Symptoms: Individual repos show 0% score with error
Solutions:
Repository might be empty
Branch structure unusual
Access permissions issue
This is normal - scan continues with other repos
Dashboard not accessible
Symptoms: 502/503 errors, connection refused
Solutions:
Check container status: docker ps | grep github-xray
View logs: docker-compose logs github-xray
Verify Traefik labels in docker-compose.yml
Check network: docker network inspect kratombans-network
Test container directly: docker exec -it github-xray curl localhost:3000
Slow scans
Symptoms: Scan takes very long
Solutions:
Normal for large orgs (100+ repos)
Enable caching for faster repeats
Use filters to reduce repo count
Increase concurrency (if rate limit allows)
Check network connection
Duplicate entries in reports
Symptoms: Same repo appears multiple times
Solutions:
This was a bug (now fixed)
Rebuild/restart if you see this
Clear cache and rescan
Token not saving
Symptoms: Token prompt every time
Solutions:
Check file permissions: chmod 600 .github-xray-token
Verify file exists: ls -la .github-xray-token
Check disk space
Try saving via dashboard again
---
Operational Recommendations
Daily Operations
Monitor rate limits: Run check command regularly
Review new reports: Check for score changes
Archive old reports: Keep last 10-20 scans
Monitor disk space: Reports and cache can grow
Weekly Operations
Clear old cache: Delete .cache/ if stale
Review scan patterns: Optimize filters if needed
Check for updates: Update dependencies if available
Backup reports: Export important scans
Monthly Operations
Rotate tokens: Generate new GitHub token
Review configuration: Update defaults if needed
Clean up storage: Remove very old reports
Performance review: Analyze scan times
For Large Organizations (200+ repos)
Use filters: Start with language or star filters
Schedule scans: Run during off-peak hours
Incremental scans: Scan subsets, then combine reports
Monitor closely: Watch rate limits and progress
Consider batching: Split into multiple smaller scans
---
Advanced Usage
Automated Scans
Cron job example:
# Daily scan at 2 AM
0 2 * cd /path/to/github-xray && npm run start scan --user org-name --include-csv >> /var/log/github-xray.log 2>&1
CI/CD Integration
GitHub Actions example:
- name: Scan repositories
run: |
npm install
npm run build
npm run start scan --user ${{ github.repository_owner }} --include-csv
Custom Scoring
Edit src/types.ts to modify DEFAULT_CRITERIA_WEIGHTS:
export const DEFAULT_CRITERIA_WEIGHTS: ReadinessCriteria = {
clearPurpose: 15, // Increased from 10
hasReadme: 15, // Increased from 10
// ... adjust as needed
};
Extending Detection
Add new tech stack detection in src/analyzer.ts:
if (path.includes('your-pattern')) {
languages.push('Your Language');
frameworks.push('Your Framework');
}
---
Support & Maintenance
Logs Location
PM2: ./logs/pm2-*.log
Docker: docker-compose logs github-xray
Systemd: journalctl -u github-xray
Updating
Docker:
git pull
docker-compose up -d --build
Direct VM:
git pull
npm install --production
npm run build
pm2 restart github-xray
Backup Strategy
What to backup:
reports/ directory (all generated reports)
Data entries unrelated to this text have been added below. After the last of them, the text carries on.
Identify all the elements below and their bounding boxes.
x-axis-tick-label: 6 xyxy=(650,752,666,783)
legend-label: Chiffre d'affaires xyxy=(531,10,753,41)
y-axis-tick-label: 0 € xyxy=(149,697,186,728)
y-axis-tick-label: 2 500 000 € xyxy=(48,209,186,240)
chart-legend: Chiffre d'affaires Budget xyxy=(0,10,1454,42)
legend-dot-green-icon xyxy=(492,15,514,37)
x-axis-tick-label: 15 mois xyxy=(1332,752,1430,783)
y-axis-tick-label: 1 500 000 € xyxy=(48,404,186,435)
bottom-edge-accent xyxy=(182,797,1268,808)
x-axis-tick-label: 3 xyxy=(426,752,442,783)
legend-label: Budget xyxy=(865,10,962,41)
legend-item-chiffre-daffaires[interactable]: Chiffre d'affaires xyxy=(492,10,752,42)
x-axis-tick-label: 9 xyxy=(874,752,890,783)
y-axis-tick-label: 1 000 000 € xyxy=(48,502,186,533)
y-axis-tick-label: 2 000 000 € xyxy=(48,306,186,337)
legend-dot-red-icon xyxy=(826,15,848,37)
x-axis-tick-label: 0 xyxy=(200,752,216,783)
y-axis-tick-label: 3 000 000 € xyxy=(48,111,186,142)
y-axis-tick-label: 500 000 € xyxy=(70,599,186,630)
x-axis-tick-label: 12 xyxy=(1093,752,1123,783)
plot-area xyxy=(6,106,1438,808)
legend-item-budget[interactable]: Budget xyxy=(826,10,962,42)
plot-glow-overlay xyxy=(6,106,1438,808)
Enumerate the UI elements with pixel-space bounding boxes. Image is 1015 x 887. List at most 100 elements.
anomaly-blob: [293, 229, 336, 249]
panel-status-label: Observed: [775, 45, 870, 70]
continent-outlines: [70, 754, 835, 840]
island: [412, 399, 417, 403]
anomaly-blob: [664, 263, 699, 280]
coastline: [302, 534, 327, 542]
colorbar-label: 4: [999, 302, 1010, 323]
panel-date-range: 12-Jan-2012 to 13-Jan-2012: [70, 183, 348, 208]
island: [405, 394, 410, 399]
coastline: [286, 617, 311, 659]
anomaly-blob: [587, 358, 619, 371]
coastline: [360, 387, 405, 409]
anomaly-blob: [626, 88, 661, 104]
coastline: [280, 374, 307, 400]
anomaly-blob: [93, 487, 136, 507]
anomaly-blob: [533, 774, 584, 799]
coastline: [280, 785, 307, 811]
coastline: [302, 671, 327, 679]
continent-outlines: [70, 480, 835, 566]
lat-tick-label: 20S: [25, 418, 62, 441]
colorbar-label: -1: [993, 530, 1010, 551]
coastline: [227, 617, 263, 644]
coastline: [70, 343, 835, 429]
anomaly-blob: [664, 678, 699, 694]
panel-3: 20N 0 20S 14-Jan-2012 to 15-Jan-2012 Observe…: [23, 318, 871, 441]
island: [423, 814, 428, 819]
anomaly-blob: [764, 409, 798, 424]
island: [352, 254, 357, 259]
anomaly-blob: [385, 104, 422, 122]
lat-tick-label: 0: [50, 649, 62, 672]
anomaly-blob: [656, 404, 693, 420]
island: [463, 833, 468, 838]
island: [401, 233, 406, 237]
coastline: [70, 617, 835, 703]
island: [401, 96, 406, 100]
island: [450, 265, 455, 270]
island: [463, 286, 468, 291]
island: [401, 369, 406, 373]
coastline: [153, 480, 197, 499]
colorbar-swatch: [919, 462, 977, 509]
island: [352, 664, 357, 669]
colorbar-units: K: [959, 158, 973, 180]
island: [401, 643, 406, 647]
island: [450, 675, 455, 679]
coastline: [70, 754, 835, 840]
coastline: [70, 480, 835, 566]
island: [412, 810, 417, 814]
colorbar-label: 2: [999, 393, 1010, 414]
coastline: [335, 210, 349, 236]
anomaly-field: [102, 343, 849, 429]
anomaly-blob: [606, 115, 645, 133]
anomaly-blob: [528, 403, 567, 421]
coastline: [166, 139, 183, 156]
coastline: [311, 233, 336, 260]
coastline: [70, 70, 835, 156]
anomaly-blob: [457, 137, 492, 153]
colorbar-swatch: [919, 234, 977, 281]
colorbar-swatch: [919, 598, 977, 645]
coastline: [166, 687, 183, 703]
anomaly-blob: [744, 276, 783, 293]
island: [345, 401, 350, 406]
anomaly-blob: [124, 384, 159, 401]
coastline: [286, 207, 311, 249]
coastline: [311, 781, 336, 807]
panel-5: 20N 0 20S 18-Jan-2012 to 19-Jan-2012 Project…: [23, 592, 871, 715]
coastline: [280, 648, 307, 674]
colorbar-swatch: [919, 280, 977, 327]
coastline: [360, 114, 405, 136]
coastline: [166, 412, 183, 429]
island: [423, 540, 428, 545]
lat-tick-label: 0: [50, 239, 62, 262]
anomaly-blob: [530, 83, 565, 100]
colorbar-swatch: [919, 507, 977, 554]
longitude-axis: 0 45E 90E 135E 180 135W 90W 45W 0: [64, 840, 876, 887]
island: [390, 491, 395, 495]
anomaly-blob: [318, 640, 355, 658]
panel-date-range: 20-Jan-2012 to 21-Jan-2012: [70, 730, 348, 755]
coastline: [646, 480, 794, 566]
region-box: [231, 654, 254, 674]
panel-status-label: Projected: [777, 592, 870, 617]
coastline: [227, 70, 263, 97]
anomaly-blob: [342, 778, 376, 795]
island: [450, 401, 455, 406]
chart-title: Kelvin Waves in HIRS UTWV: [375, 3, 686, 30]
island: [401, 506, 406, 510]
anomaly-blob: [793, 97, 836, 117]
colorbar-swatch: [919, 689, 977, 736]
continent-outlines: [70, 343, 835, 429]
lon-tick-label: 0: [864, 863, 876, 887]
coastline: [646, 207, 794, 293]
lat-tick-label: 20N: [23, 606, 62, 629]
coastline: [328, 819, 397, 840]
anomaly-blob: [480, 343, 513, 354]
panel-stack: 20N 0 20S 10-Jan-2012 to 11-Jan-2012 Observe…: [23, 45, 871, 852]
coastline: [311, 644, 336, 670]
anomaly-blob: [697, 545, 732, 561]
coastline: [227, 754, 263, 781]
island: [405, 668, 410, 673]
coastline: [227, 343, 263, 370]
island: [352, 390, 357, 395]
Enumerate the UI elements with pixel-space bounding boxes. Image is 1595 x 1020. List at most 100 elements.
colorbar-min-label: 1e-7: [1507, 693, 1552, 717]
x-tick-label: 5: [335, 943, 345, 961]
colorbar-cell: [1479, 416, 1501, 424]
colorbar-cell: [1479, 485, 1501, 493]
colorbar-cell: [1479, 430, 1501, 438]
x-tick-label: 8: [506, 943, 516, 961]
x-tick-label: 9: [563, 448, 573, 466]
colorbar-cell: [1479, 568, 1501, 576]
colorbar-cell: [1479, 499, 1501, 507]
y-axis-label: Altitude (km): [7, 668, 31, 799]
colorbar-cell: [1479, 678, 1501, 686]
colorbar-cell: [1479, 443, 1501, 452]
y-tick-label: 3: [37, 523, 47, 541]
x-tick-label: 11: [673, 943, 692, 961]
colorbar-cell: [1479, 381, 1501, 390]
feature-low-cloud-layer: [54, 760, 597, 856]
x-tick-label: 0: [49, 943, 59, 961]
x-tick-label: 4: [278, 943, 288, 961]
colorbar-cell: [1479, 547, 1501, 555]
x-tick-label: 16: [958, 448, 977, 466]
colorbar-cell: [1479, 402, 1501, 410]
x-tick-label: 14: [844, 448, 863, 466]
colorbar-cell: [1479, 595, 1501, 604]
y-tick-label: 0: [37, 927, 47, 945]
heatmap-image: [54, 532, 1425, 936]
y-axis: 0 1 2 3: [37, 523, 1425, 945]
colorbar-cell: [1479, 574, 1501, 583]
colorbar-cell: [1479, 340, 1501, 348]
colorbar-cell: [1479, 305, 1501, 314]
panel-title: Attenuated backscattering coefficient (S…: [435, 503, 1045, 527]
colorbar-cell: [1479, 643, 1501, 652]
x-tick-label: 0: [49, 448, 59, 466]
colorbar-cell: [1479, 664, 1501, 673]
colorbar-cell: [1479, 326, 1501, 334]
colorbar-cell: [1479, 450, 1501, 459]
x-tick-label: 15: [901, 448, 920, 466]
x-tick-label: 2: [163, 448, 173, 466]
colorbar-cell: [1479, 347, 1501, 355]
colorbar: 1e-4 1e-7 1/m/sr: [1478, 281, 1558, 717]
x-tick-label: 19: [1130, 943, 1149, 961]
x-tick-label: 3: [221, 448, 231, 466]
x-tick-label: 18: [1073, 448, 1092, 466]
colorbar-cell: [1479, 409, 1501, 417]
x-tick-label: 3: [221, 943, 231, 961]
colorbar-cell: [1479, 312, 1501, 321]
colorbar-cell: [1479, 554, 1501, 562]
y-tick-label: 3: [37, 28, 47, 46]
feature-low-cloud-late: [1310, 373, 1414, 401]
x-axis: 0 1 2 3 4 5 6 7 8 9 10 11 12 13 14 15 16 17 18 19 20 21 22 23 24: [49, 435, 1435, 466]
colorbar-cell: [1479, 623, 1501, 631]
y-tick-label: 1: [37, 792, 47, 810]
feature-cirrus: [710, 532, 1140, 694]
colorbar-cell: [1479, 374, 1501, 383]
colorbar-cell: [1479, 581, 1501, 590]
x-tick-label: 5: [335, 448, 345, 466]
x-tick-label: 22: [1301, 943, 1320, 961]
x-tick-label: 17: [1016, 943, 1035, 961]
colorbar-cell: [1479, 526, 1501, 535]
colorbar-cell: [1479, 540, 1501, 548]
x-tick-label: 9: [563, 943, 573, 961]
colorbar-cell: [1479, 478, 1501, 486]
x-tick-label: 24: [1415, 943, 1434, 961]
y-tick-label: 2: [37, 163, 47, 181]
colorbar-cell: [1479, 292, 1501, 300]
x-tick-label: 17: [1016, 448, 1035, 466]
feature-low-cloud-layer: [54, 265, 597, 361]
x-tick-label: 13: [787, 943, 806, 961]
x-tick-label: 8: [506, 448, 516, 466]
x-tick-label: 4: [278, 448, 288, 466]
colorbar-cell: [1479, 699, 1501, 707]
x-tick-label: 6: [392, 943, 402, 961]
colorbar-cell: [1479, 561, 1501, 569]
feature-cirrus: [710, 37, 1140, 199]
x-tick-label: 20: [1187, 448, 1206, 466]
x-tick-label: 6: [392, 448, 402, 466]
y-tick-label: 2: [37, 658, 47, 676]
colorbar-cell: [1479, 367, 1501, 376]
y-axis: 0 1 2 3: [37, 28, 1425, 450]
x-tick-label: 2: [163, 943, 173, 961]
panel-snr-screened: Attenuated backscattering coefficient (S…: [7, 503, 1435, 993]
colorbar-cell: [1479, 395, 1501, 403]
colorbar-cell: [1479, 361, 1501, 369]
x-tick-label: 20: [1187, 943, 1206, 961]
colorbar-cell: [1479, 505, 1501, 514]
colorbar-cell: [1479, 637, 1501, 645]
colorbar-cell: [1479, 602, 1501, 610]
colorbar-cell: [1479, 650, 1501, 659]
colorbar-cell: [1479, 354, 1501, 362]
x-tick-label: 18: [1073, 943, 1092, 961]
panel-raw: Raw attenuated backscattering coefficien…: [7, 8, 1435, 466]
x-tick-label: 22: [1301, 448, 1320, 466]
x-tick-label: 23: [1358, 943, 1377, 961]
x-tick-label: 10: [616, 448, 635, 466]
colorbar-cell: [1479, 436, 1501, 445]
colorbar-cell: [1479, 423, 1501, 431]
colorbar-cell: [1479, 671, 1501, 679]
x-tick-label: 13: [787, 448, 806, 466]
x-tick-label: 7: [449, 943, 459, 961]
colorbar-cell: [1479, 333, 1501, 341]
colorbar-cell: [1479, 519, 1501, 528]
.github-xray-token (securely)
Configuration files (if customized)
Backup frequency:
Reports: Weekly (or after important scans)
Token: When rotated
Config: When changed
---
Quick Reference
Common Commands
# Scan all repos
npm run start scan --user
Scan with filters
npm run start scan --user --language TypeScript --min-stars 10
Generate file tree viewer
npm run start crawl --user
Check token
npm run start check
Start dashboard
npm run start dashboard
Docker management
docker-compose up -d
docker-compose logs -f github-xray
docker-compose restart github-xray
File Locations
Reports: ./reports/
Cache: ./.cache/
Progress: ./.progress/
Token: ./.github-xray-token
Logs: ./logs/ (PM2) or Docker logs
URLs
Dashboard: https://githubxray.pro
Reports: https://githubxray.pro/reports/report-*.json
Viewers: https://githubxray.pro/reports/repo-viewer-*.html
---
Version Information
Current Version: 1.0.0
Node.js Required: 18.0.0+
TypeScript: 5.3.3+
Last Updated: 2026-01-18
---
Additional Resources
GitHub REST API Docs
GitHub Personal Access Tokens
Traefik Documentation
Docker Documentation
---
For issues or questions, check the troubleshooting section or review the logs.